Een huis dat nog niet als een thuis voelt draagt de uitdaging in zich om hiermee aan de slag te gaan en biedt ons de mogelijkheid hierdoor te groeien en onszelf te ontdekken.

Verbouwen

Elk huis vertelt zijn eigen verhaal. Het is nieuw of oud, heeft al veel bewoners gehad of nog helemaal niet. Het is groot, klein, ouderwets of supermodern. Ooit hebben we besloten om in dit huis te gaan wonen, misschien zijn we er wel regelrecht verliefd op geworden. Het kan ook zijn dat het het enige huis was dat voorhanden was op het moment dat we uit dringende noodzaak woonruimte zochten. Onze keuze is uiteraard mede bepaald door allerlei praktische zaken zoals financiële middelen of de locatie ten opzichte van ons werk. Hoe het ook zij, met dit huis hebben we het nu even te doen. Ook als we met sommige aspecten niet helemaal blij zijn maar die wellicht, wanneer we er met andere ogen naar kijken, toch op dit moment precies goed zijn zoals ze zijn. Vergelijk het met het lichaam waarin we geboren zijn.

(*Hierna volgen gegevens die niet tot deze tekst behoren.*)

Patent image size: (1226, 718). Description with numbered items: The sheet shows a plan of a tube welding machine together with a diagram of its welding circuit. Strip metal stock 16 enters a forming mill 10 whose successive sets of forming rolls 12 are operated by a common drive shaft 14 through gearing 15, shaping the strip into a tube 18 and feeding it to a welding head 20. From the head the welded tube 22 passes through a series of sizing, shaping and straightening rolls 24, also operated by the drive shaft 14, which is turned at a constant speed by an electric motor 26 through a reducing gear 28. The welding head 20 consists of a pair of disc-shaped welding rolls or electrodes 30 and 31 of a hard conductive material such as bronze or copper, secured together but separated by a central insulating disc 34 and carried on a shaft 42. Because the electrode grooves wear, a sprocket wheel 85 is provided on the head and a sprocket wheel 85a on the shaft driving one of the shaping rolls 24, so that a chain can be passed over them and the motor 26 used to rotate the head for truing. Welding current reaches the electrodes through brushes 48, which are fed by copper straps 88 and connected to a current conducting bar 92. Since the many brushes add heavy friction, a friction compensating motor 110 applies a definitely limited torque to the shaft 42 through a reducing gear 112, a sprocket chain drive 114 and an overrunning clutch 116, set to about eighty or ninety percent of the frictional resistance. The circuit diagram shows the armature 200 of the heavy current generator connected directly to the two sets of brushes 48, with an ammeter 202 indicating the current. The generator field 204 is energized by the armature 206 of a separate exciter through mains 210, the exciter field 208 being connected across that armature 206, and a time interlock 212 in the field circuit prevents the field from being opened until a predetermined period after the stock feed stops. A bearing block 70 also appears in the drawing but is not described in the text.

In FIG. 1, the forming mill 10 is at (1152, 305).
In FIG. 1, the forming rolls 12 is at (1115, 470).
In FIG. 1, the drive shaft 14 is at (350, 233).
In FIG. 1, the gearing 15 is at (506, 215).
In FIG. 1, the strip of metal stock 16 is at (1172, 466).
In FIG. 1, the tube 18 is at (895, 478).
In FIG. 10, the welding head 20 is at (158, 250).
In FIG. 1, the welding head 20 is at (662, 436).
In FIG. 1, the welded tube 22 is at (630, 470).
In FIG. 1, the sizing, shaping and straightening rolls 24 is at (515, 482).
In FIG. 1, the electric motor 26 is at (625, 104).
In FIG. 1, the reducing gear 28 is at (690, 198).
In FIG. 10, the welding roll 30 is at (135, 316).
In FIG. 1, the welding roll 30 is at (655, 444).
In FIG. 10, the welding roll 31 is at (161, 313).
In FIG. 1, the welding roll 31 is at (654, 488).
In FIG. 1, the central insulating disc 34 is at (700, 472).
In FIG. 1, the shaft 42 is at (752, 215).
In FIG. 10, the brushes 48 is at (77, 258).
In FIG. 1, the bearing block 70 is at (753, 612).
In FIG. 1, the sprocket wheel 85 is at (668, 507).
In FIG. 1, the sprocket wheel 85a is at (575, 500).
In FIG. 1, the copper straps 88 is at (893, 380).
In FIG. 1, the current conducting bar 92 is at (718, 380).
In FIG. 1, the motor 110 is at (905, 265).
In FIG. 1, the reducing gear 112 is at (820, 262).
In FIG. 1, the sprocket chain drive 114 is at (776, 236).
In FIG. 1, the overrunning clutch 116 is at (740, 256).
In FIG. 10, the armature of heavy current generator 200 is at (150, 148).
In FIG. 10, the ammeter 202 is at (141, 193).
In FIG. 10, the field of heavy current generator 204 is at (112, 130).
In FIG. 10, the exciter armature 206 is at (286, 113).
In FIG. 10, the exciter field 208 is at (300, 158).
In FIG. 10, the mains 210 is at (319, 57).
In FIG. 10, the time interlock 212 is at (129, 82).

Daar hebben we het ook maar mee te doen al mankeert er hier en daar wellicht (in onze eigen ogen) wat aan.

Verbetering?

Zo ook met ons huis. Rare hoekjes, gebrek aan bergruimte, enorme ramen of juist hele kleine, elk huis heeft zijn eigen karakteristieke kenmerken en gebreken. Een huis met drie slaapkamers is nu eenmaal een huis met drie slaapkamers, ook al staan er zes op ons verlanglijstje. We zouden uiteraard gewoon kunnen gaan verbouwen. Net zoals er tegenwoordig heel wat aan lichamen verbouwd, gekleurd of glad gespoten wordt, doen we dat ook met onze huizen. Even snel een kamertje erbij, een dakkapel erop, een muurtje gesloopt of een serre ergens bij aan en dan zijn we blij en tevreden. Of toch niet? Het karakter van het huis laat zich niet wijzigen. Oud blijft oud. Een bungalow blijft een bungalow en ook van een flat kunnen we geen kasteel maken, hoe lang we ook blijven wensen, dagdromen of visualiseren. Vaak zijn die verbouwingen overigens, bij gebrek aan voldoende financiële middelen en inzicht, van een dergelijke kwaliteit dat we ons oprecht mogen afvragen of ze naast een verandering ook een verbetering bewerkstelligen.

Uitdaging tot acceptatie

Het zou daarentegen juist een uitdaging kunnen zijn om te leren accepteren wat er is en daarnaar te leven, er het beste van te maken en er tevreden mee te zijn. Alles is goed zoals het is en ook als het niet goed is, is het goed. In elke beperking, elk probleem, elke tegenslag ligt de uitdaging besloten om het te nemen zoals het komt en er het beste van te maken. ‘In der Beschränkung zeigt sich der Meister’ (in de zelfbeperking blijkt pas het meesterschap), zoals Goethe eens in een sonnet zei. Eigenlijk betekent dit dus ook het meester worden over de beperkingen die zich in onze huidige woonomgeving laten zien en tevreden zijn met wat er is. Want hoe maakbaar willen we dat alles is? Het verhaal dat ons huis ons nu vertelt is ons eigen persoonlijke verhaal, het verhaal van ons leven; de deuk in de deur die ontstond toen deze in een kwade bui keihard open werd gegooid; de streepjes op de muur die vertellen hoe groot de kinderen inmiddels gegroeid zijn; de handafdruk van broerlief op de muur toen hij hielp met het installeren van de nieuwe badgeiser.

Metafoor

Ook in overdrachtelijke zin wordt in ons huis het verhaal van ons leven zichtbaar. De beperkte ruimte op de verdieping die ons wellicht iets zegt over de beperkingen of eenzijdigheid in onze manier van denken of de klemmende voordeur die de vraag op zou kunnen roepen of we wel zo graag mensen ontvangen. De verschillende ruimtes in huis en de wijze waarop ze ten opzichte van elkaar georganiseerd zijn laten enerzijds zien hoe ons huis zich laat gebruiken; hoe lenig en flexibel het is. Anderzijds toont het hoe wij daarmee omgaat. Een kleine keuken biedt weliswaar geen ruimte aan een grote leeftafel maar kan wel uitdagen om deze heel efficiënt in te richten en te gebruiken. Een enorme woonkamer daarentegen daagt ons juist uit deze te vullen met leven en aanwezigheid.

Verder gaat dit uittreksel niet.